C’est demain. Demain ce sera différent. Dans son corps, dans sa chair.
Elle l’a appris il y a peu, de façon brutale, comme si il s’agissait d’un objet ayant déjà servi et qu’il fallait jeter désormais. Ce soir tout est bleu, un peu flou. La peur et la tristesse s’invitent et l’invitent à s’écouter, à prendre soin de ce qui est là. La raison se retire doucement, le mental s’efface. Comme une évidence, elle sent qu’elle a besoin de célébrer et non de sombrer. Elle prépare minutieusement ce rendez-vous avec elle.

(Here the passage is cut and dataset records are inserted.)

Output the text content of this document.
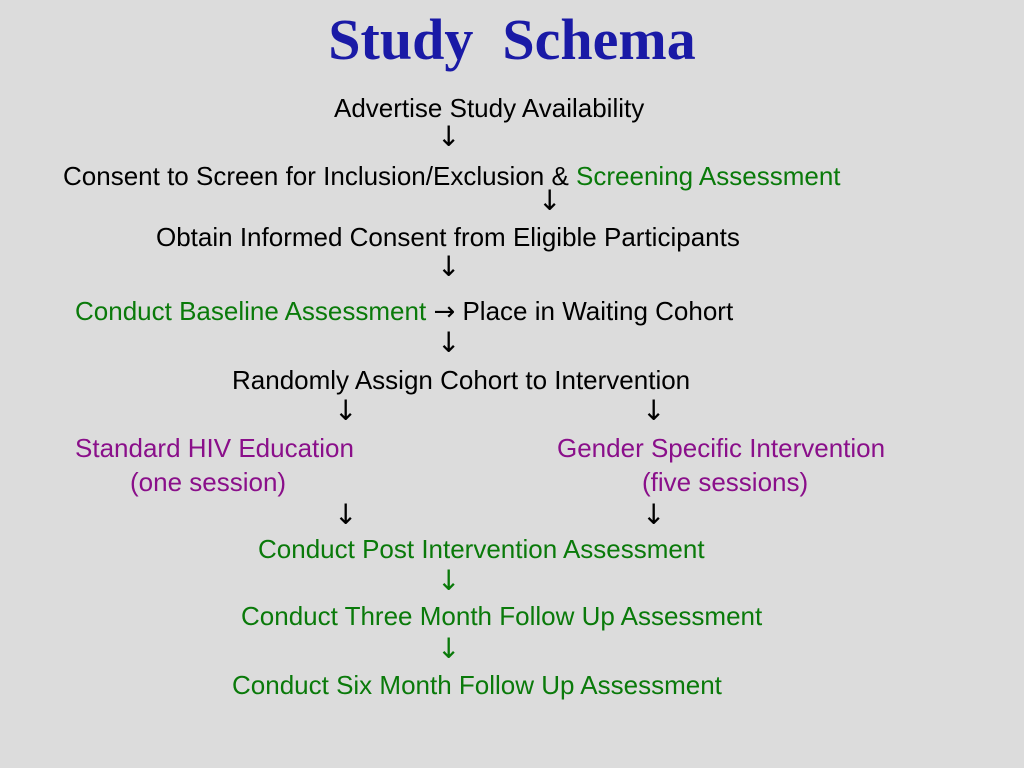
Study  Schema
Advertise Study Availability
↓
Consent to Screen for Inclusion/Exclusion & Screening Assessment
↓
Obtain Informed Consent from Eligible Participants
↓
Conduct Baseline Assessment → Place in Waiting Cohort
↓
Randomly Assign Cohort to Intervention
↓	↓
Standard HIV Education
(one session)
Gender Specific Intervention
(five sessions)
↓	↓
Conduct Post Intervention Assessment
↓
Conduct Three Month Follow Up Assessment
↓
Conduct Six Month Follow Up Assessment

D’abord, elle plonge dans un long bain parfumé. Elle masse avec une huile douce chaque partie de son corps tendrement, comme elle le faisait jadis avec ses tout-petits.
Elle revêt sa robe préférée, se coiffe, se parfume.
Elle choisit un bijou et un encens musqué, de la musique et deux fleurs du jardin.
Elle danse un peu au milieu du salon, les pieds nus, le sourire au bord des lèvres.
Ensuite elle se délecte de fruits, de noix et d’un verre de vin.
Chacun de ses gestes est dense, présent, parfaitement incarné.
Elle s’assied, pose les mains au bord de la table, elle respire.
La semaine dernière, elle a écrit sur du papier brut quelques mots, des mots puissants, rien que pour elle, des mots de sang, le dernier. Les notes et les secondes s’égrènent, les mains prennent vie et saisissent la terre glaise préparée à cette occasion. Boue et chair, vie et mort, eau des yeux, feu de colère. Les doigts s’agitent, décident seuls de cette forme qui naît peu à peu et se dresse soudain.
Elle la regarde étonnée. C’est une femme, à genoux. Elle glisse alors les mots écarlates dans le ventre de la statuette qui s’arrondit et devient mère. Elle décide avec le coeur qu’après, après les entrailles meurtries, après demain, plus tard, elle ira enterrer la sculpture dans un lieu qu’elle affectionne particulièrement.
Les semaines, les mois ont passé. Ses muscles et ses pensées se retissent peu à peu. La statuette trône dans la bibliothèque. Trois ou quatre fois, elle l’a prise en main, prête à poursuivre sa décision. Mais chaque fois, elle l’a reposée.
Un matin, c’est une fulgurance. Elle sait, elle comprend. Elle court chercher la couleur et peint son oeuvre en rouge, en rouge sang. Il ne s’agissait pas de l’enfouir, ce n’était pas un adieu mais bien une renaissance. Celle de sa fécondité transformée, de sa créativité transcendée qui, quoi qu’il arrive, vit et vivra toujours en elle.
Incarner dans la matière ce qui se ressent au-dedans a toujours fait partie de la vie des êtres humains. Depuis la nuit des temps, nous célébrons, nous marquons de notre empreinte les étapes importantes de nos existences.
Le rituel est une façon importante et symbolique d’intégrer les changements. Partagé avec les autres, c’est aussi être reconnu.es pour qui nous sommes et ce que nous éprouvons, c’est appartenir à notre clan. Quand le rituel est pratiqué dans la Nature, il peut prendre une dimension encore plus grande. Dans notre environnement originel, celui dans lequel nous sommes apparu.es, dans lequel nos corps se sont modelés, notre réceptivité, notre intuition sont accrues et nous relient au sacré.
Etre inspiré.e, ouvrir dans nos vie si remplies des espaces pour honorer les passages et se féliciter du chemin parcouru. Regarder derrière soi, voir le courage, les étapes et se réjouir.
Voici deux expériences à tenter si tu le souhaites :
Lors d’une prochaine balade en nature et principalement en forêt, ouvre-toi à tout ce qui va te parler ou attirer ton attention. Tu peux aussi avoir formulé l’envie de recevoir des réponses à une question que tu te poses dans un domaine de ta vie. Laisse-toi guider, en mettant ta raison en pause. Tu sentiras peut-être que tu dois t’arrêter à un endroit précis ou tu recevras une idée en entendant le chant particulier d’un oiseau. Agence des branches, des feuilles ou des pierres, trace des signes…laisse-faire. Ensuite remercie comme tu le souhaites et repars, nourri.e de cet acte symbolique. Parfois, le sens ne t’apparaîtra pas immédiatement mais l’émotion positive présente sera la preuve que cela était juste ici et maintenant.
Chaque jour, pose un acte pour ta Terre Mère.
Par exemple : Décide d’acheter de l’eau en bouteille de verre, cultive des plantes aromatiques, achète tes vêtements en seconde main…
En la protégeant, tu te protèges et te relies à Elle. En l’honorant, tu reprends ta place en son sein.